Читать «Девичье поле» онлайн - страница 32

Алексей Алексеевич Тихонов

Спокойно, тихо, но так грустно, что слова действовали на Наташу, как сдержанные рыдания, Лина говорила:

— И вот теперь вдруг мне все это не нужно!.. Мне это кажется ненужным. Ни для самой себя, ни для какого-нибудь общего дела. Я хочу сказать дела большого, дела значительного, дела, равного твоему искусству, творческого дела. А то ведь так-то делать наше дело — это что же: мы готовим сено для скота, мы унаваживаем землю, все только для того, чтобы в свою очередь питаться тем, что даёт нам в виде молочных продуктов и овощей и эта скотина, и эта земля. Ну, а сами-то мы что? Мы то же, что скотина и земля? Ведь всю нашу работу может сделать всякий. Не все ли равно, хуже ли, лучше ли это будет сделано, не все ли равно, культура ли, или самое первобытное жраньё, — результат один: нет смысла в этом существовании!.. Бога нет… никакого!..

И, помолчав, она как-то особенно решительно произнесла:

— Знаешь, я в последнее время чуть не сделалась религиозной. Я чуть-чуть не начала молиться. Да по-настоящему!

И снова грустная, медленно, задумчиво говорила:

— Мне идти некуда. Ты думаешь, я не задумывалась над тем, чтобы как-нибудь иначе устроить свою жизнь.

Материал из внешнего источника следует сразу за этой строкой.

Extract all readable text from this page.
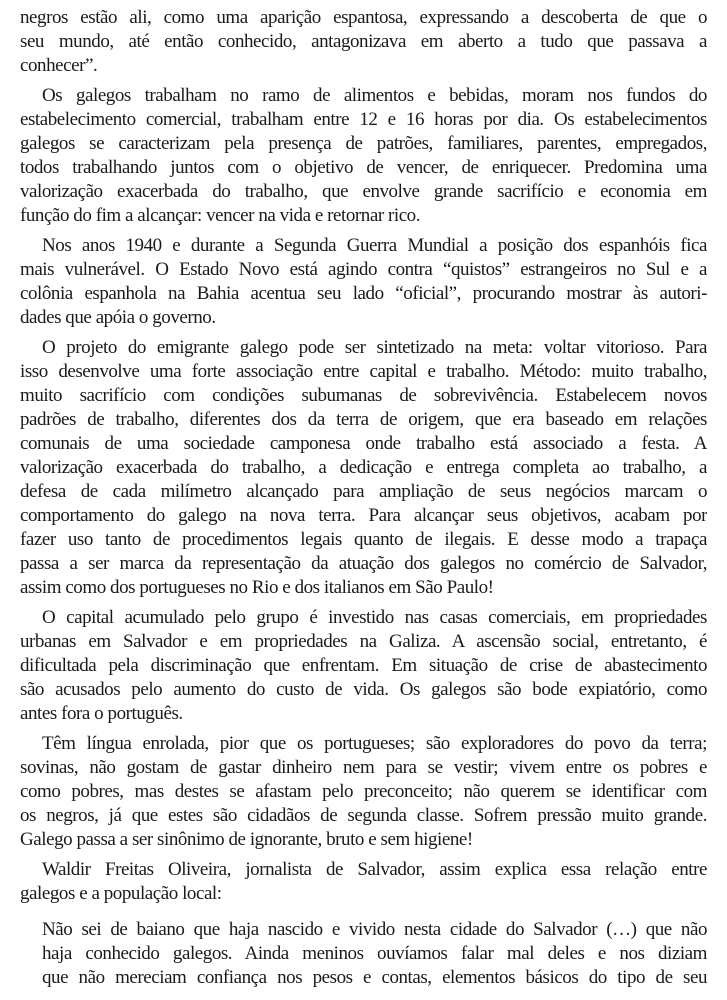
negros estão ali, como uma aparição espantosa, expressando a descoberta de que o
seu mundo, até então conhecido, antagonizava em aberto a tudo que passava a
conhecer”.
Os galegos trabalham no ramo de alimentos e bebidas, moram nos fundos do
estabelecimento comercial, trabalham entre 12 e 16 horas por dia. Os estabelecimentos
galegos se caracterizam pela presença de patrões, familiares, parentes, empregados,
todos trabalhando juntos com o objetivo de vencer, de enriquecer. Predomina uma
valorização exacerbada do trabalho, que envolve grande sacrifício e economia em
função do fim a alcançar: vencer na vida e retornar rico.
Nos anos 1940 e durante a Segunda Guerra Mundial a posição dos espanhóis fica
mais vulnerável. O Estado Novo está agindo contra “quistos” estrangeiros no Sul e a
colônia espanhola na Bahia acentua seu lado “oficial”, procurando mostrar às autori-
dades que apóia o governo.
O projeto do emigrante galego pode ser sintetizado na meta: voltar vitorioso. Para
isso desenvolve uma forte associação entre capital e trabalho. Método: muito trabalho,
muito sacrifício com condições subumanas de sobrevivência. Estabelecem novos
padrões de trabalho, diferentes dos da terra de origem, que era baseado em relações
comunais de uma sociedade camponesa onde trabalho está associado a festa. A
valorização exacerbada do trabalho, a dedicação e entrega completa ao trabalho, a
defesa de cada milímetro alcançado para ampliação de seus negócios marcam o
comportamento do galego na nova terra. Para alcançar seus objetivos, acabam por
fazer uso tanto de procedimentos legais quanto de ilegais. E desse modo a trapaça
passa a ser marca da representação da atuação dos galegos no comércio de Salvador,
assim como dos portugueses no Rio e dos italianos em São Paulo!
O capital acumulado pelo grupo é investido nas casas comerciais, em propriedades
urbanas em Salvador e em propriedades na Galiza. A ascensão social, entretanto, é
dificultada pela discriminação que enfrentam. Em situação de crise de abastecimento
são acusados pelo aumento do custo de vida. Os galegos são bode expiatório, como
antes fora o português.
Têm língua enrolada, pior que os portugueses; são exploradores do povo da terra;
sovinas, não gostam de gastar dinheiro nem para se vestir; vivem entre os pobres e
como pobres, mas destes se afastam pelo preconceito; não querem se identificar com
os negros, já que estes são cidadãos de segunda classe. Sofrem pressão muito grande.
Galego passa a ser sinônimo de ignorante, bruto e sem higiene!
Waldir Freitas Oliveira, jornalista de Salvador, assim explica essa relação entre
galegos e a população local:
Não sei de baiano que haja nascido e vivido nesta cidade do Salvador (…) que não
haja conhecido galegos. Ainda meninos ouvíamos falar mal deles e nos diziam
que não mereciam confiança nos pesos e contas, elementos básicos do tipo de seu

Задумывалась. И вот в эти-то минуты всегда вспоминала тебя. Ты не устраивалась, а устроилась. Ты все шла, куда влекла тебя твоя мечта, ведь ты за мечтой шла! И ведь она вывела тебя, ведь дальше, может быть, она тебя выведет к ещё более светлому. И что такое весь наш честный плодотворный труд в сравнении с твоим! Тоска! Тоска!..

Наташа продолжала напряжённо смотреть в лицо Лины и, сама сосредоточенная, серьёзная, наблюдала на лице сестры выражение глубокой-глубокой печали. И вдруг любящая сестра уступила на мгновение место художнику: лицо Лины показалось ей в эту минуту таким прекрасным, что она не утерпела и сказала:

— Лина, прости меня, дорогая, но знаешь ли ты, что такое вот эта жизнь художника? Он не владеет собой. Им владеет его искусство. Это рабство, Лина. Я чувствую в твоей тоске всю её силу, мне за тебя страшно больно, я тебя понимаю, мне так больно-больно, как себе самой, — а художник во мне — понимаешь, эта проклятая власть искусства — говорит мне: «Вот, смотри, как она прекрасна, скорее зарисуй её». И знаешь, Лина, мне хочется побежать и зарисовать тебя. Ведь это же свинство, что я говорю тебе это, — это не то что эгоизм, эгоизм ничто перед этим, это бессердечие! Понимаешь — это бессердечие искусства. Точно мне нет в эту минуту никакого дела до твоих страданий, а вот зарисовать. Мне не то что стыдно, что я так говорю, нет, — только мне больно-больно. Я подавлю в себе это чувство, я не пойду, я не буду тебя рисовать теперь, но уже одно то, что эта мысль промелькнула…

Лина как-то спокойно, не то удивлённая этим новым для неё чувством сестры, не то заинтересованная, любопытная, сказала.

— Ну что же, если хочешь, я позирую, рисуй.

— Нет, нет, Лина! — возразила Наташа. — Нет, я нарисую тебя потом. Бог с ним с этим вдохновением. Разве эта «вдохновенная откровенность», с которой ты сейчас говорила со мной, разве она не дороже всего другого!